The Bible shows us how our sin nature imprisons us by obligating us to obey desires we wish we could escape. But it also shows us God’s promise to always provide a way of escape.

That was the plan from the beginning. God would create the world. That world would grow evil under the influence of Satan working with man’s nature to sin to keep mankind separated from God. God would set his solution onto the earth in the Garden of Eden, through Adam and Eve, who would produce a child, who would produce a child, who would produce a child, to create a lineage of righteousness throughout history to end up in Bethlehem with a young girl named Mary delivering the Deliverer to the world.

This Deliverer would say: John 8:36 If the Son makes you free, you will be free indeed. Why? Because he was sent to pay the ransom price to set the captives free.

Titus 3:3-7 For we also once were foolish ourselves, disobedient, deceived, enslaved to various lusts and pleasures, spending our life in malice and envy, hateful, hating one another. But when the kindness of God our Savior and His love for mankind appeared, He saved us, not on the basis of deeds which we have done in righteousness, but according to His mercy, by the washing of regeneration and renewing by the Holy Spirit, whom He poured out upon us richly through Jesus Christ our Savior, so that being justified by His grace we would be made heirs according to the hope of eternal life. 

So, there’s the plan: The mission of Jesus was to die, paying the price of sin, opening the door for the forgiveness which grants relationship with the Father. The whole Bible aims toward one event – the moment Jesus died on the cross.
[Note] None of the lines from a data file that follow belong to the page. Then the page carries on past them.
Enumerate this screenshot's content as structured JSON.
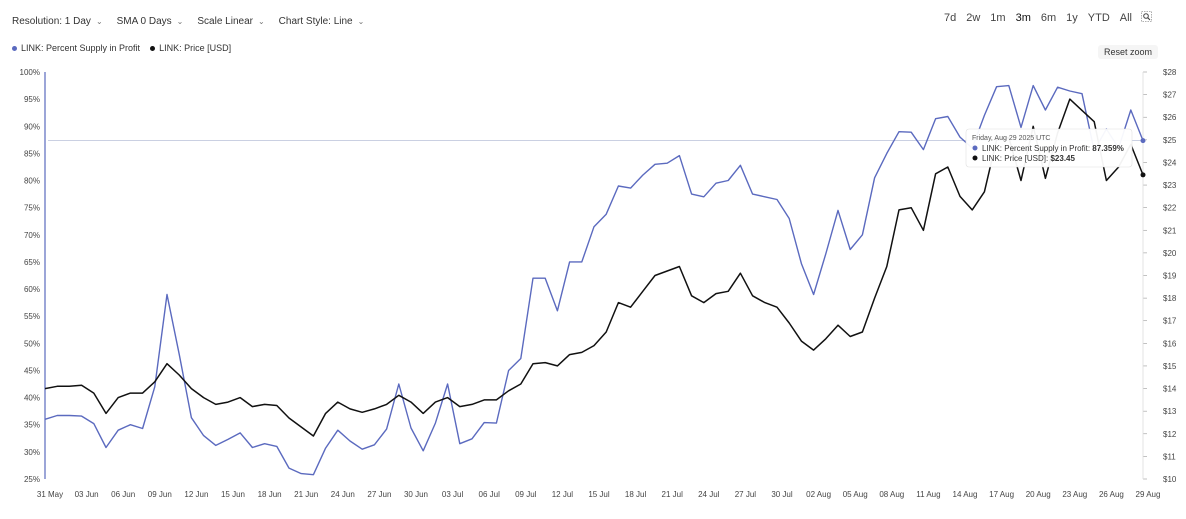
{
  "toolbar": {
    "resolution": "Resolution: 1 Day",
    "sma": "SMA 0 Days",
    "scale": "Scale Linear",
    "style": "Chart Style: Line"
  },
  "ranges": [
    "7d",
    "2w",
    "1m",
    "3m",
    "6m",
    "1y",
    "YTD",
    "All"
  ],
  "active_range": "3m",
  "reset_zoom": "Reset zoom",
  "colors": {
    "supply": "#5b6abf",
    "price": "#111111",
    "grid": "#eaeaea",
    "crosshair": "#b8c0d8"
  },
  "tooltip": {
    "date": "Friday, Aug 29 2025 UTC",
    "supply_label": "LINK: Percent Supply in Profit:",
    "supply_value": "87.359%",
    "price_label": "LINK: Price [USD]:",
    "price_value": "$23.45"
  },
  "chart_data": {
    "type": "line",
    "x": [
      "31 May",
      "01 Jun",
      "02 Jun",
      "03 Jun",
      "04 Jun",
      "05 Jun",
      "06 Jun",
      "07 Jun",
      "08 Jun",
      "09 Jun",
      "10 Jun",
      "11 Jun",
      "12 Jun",
      "13 Jun",
      "14 Jun",
      "15 Jun",
      "16 Jun",
      "17 Jun",
      "18 Jun",
      "19 Jun",
      "20 Jun",
      "21 Jun",
      "22 Jun",
      "23 Jun",
      "24 Jun",
      "25 Jun",
      "26 Jun",
      "27 Jun",
      "28 Jun",
      "29 Jun",
      "30 Jun",
      "01 Jul",
      "02 Jul",
      "03 Jul",
      "04 Jul",
      "05 Jul",
      "06 Jul",
      "07 Jul",
      "08 Jul",
      "09 Jul",
      "10 Jul",
      "11 Jul",
      "12 Jul",
      "13 Jul",
      "14 Jul",
      "15 Jul",
      "16 Jul",
      "17 Jul",
      "18 Jul",
      "19 Jul",
      "20 Jul",
      "21 Jul",
      "22 Jul",
      "23 Jul",
      "24 Jul",
      "25 Jul",
      "26 Jul",
      "27 Jul",
      "28 Jul",
      "29 Jul",
      "30 Jul",
      "31 Jul",
      "01 Aug",
      "02 Aug",
      "03 Aug",
      "04 Aug",
      "05 Aug",
      "06 Aug",
      "07 Aug",
      "08 Aug",
      "09 Aug",
      "10 Aug",
      "11 Aug",
      "12 Aug",
      "13 Aug",
      "14 Aug",
      "15 Aug",
      "16 Aug",
      "17 Aug",
      "18 Aug",
      "19 Aug",
      "20 Aug",
      "21 Aug",
      "22 Aug",
      "23 Aug",
      "24 Aug",
      "25 Aug",
      "26 Aug",
      "27 Aug",
      "28 Aug",
      "29 Aug"
    ],
    "x_ticks": [
      "31 May",
      "03 Jun",
      "06 Jun",
      "09 Jun",
      "12 Jun",
      "15 Jun",
      "18 Jun",
      "21 Jun",
      "24 Jun",
      "27 Jun",
      "30 Jun",
      "03 Jul",
      "06 Jul",
      "09 Jul",
      "12 Jul",
      "15 Jul",
      "18 Jul",
      "21 Jul",
      "24 Jul",
      "27 Jul",
      "30 Jul",
      "02 Aug",
      "05 Aug",
      "08 Aug",
      "11 Aug",
      "14 Aug",
      "17 Aug",
      "20 Aug",
      "23 Aug",
      "26 Aug",
      "29 Aug"
    ],
    "series": [
      {
        "name": "LINK: Percent Supply in Profit",
        "axis": "left",
        "unit": "%",
        "values": [
          36,
          36.7,
          36.7,
          36.6,
          35.2,
          30.8,
          34,
          35,
          34.3,
          42,
          59,
          48,
          36.3,
          33,
          31.2,
          32.3,
          33.5,
          30.8,
          31.5,
          31,
          27,
          26,
          25.8,
          30.7,
          34,
          32,
          30.5,
          31.3,
          34.2,
          42.5,
          34.4,
          30.2,
          35.3,
          42.5,
          31.5,
          32.4,
          35.4,
          35.3,
          45,
          47.2,
          62,
          62,
          56,
          65,
          65,
          71.5,
          73.8,
          79,
          78.6,
          81,
          83,
          83.2,
          84.6,
          77.5,
          77,
          79.5,
          80,
          82.8,
          77.5,
          77,
          76.5,
          73,
          64.7,
          59,
          66.5,
          74.5,
          67.3,
          70,
          80.5,
          85,
          89,
          88.9,
          85.7,
          91.4,
          91.8,
          88,
          86,
          92,
          97.3,
          97.5,
          89.8,
          97.5,
          93,
          97.2,
          96.5,
          96,
          85.5,
          89.5,
          86,
          93,
          87.36
        ]
      },
      {
        "name": "LINK: Price [USD]",
        "axis": "right",
        "unit": "$",
        "values": [
          14,
          14.1,
          14.1,
          14.15,
          13.8,
          12.9,
          13.6,
          13.8,
          13.8,
          14.3,
          15.1,
          14.6,
          14,
          13.6,
          13.3,
          13.4,
          13.6,
          13.2,
          13.3,
          13.25,
          12.7,
          12.3,
          11.9,
          12.9,
          13.4,
          13.1,
          12.95,
          13.1,
          13.3,
          13.7,
          13.4,
          12.9,
          13.4,
          13.6,
          13.2,
          13.3,
          13.5,
          13.5,
          13.9,
          14.2,
          15.1,
          15.15,
          15,
          15.5,
          15.6,
          15.9,
          16.5,
          17.8,
          17.6,
          18.3,
          19,
          19.2,
          19.4,
          18.1,
          17.8,
          18.2,
          18.3,
          19.1,
          18.1,
          17.8,
          17.6,
          16.9,
          16.1,
          15.7,
          16.2,
          16.8,
          16.3,
          16.5,
          18,
          19.4,
          21.9,
          22,
          21,
          23.5,
          23.8,
          22.5,
          21.9,
          22.7,
          25,
          25.1,
          23.2,
          25.6,
          23.3,
          25.3,
          26.8,
          26.3,
          25.8,
          23.2,
          23.8,
          24.8,
          23.45
        ]
      }
    ],
    "yleft": {
      "min": 25,
      "max": 100,
      "step": 5,
      "ticks": [
        "25%",
        "30%",
        "35%",
        "40%",
        "45%",
        "50%",
        "55%",
        "60%",
        "65%",
        "70%",
        "75%",
        "80%",
        "85%",
        "90%",
        "95%",
        "100%"
      ]
    },
    "yright": {
      "min": 10,
      "max": 28,
      "step": 1,
      "ticks": [
        "$10",
        "$11",
        "$12",
        "$13",
        "$14",
        "$15",
        "$16",
        "$17",
        "$18",
        "$19",
        "$20",
        "$21",
        "$22",
        "$23",
        "$24",
        "$25",
        "$26",
        "$27",
        "$28"
      ]
    },
    "crosshair_value": 87.36,
    "legend_position": "top-left"
  }
}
It was the pivotal moment in all history.

By embracing that moment as our day of deliverance, what Paul says becomes ours.
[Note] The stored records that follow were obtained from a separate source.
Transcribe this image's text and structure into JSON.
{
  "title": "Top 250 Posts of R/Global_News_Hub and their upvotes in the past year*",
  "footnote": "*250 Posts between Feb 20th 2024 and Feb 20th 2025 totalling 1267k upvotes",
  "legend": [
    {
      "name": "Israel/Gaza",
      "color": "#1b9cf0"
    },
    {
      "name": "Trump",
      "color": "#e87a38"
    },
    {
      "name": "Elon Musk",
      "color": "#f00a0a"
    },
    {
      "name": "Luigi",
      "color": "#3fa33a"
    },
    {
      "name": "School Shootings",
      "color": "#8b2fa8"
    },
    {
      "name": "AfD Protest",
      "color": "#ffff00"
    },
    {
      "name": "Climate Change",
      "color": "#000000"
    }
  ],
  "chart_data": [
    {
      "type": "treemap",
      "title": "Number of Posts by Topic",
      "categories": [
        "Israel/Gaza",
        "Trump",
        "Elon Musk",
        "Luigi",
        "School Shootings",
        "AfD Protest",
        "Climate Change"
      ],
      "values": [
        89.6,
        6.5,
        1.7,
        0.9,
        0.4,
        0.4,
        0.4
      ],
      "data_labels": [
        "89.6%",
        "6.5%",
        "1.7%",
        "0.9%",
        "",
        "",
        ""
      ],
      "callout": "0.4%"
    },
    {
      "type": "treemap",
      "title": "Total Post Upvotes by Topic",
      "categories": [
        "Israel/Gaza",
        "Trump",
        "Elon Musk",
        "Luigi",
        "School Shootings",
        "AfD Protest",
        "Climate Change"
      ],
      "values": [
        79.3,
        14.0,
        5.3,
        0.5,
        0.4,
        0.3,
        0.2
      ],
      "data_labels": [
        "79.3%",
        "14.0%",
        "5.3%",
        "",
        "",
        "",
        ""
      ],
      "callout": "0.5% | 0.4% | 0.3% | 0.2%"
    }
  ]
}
Eph 1:3-14 Blessed be the God and Father of our Lord Jesus Christ, who has blessed us with every spiritual blessing in the heavenly places in Christ, just as He chose us in Him before the foundation of the world, that we would be holy and blameless before Him. In love He predestined us to adoption as sons through Jesus Christ to Himself, according to the kind intention of His will, to the praise of the glory of His grace, which He freely bestowed on us in the Beloved. In Him we have redemption through His blood, the forgiveness of our trespasses, according to the riches of His grace which He lavished on us. In all wisdom and insight He made known to us the mystery of His will, according to His kind intention which He purposed in Him with a view to a plan suitable to the fullness of the times, that is, the summing up of all things in Christ, things in the heavens and things on the earth. In Him also we have obtained an inheritance, having been predestined according to His purpose who works all things after the counsel of His will, to the end that we who were the first to hope in Christ would be to the praise of His glory. In Him, you also, after listening to the message of truth, the gospel of your salvation—having also believed, you were sealed in Him with the Holy Spirit of promise, who is given as a pledge of our inheritance, with a view to the redemption of God's own possession, to the praise of His glory. 

Jesus came to pay the ransom price to set the captives free. As with Judah, it comes down to a life for a life. His life in exchange for our captivity. Which takes the story of the entire Bible down to one person - you. Have you received what Jesus provides to set you free?


  1. Freedom is the heart cry of every enslaved person.
  2. When that slavery is the power of sin over us, we need deliverance that opens prison doors and sets us free.
  3. Only in Jesus can we experience the forgiveness that pardons us and makes us right with God.
  4. When we accept our pardon by receiving Jesus, we are granted the right to become Children of God.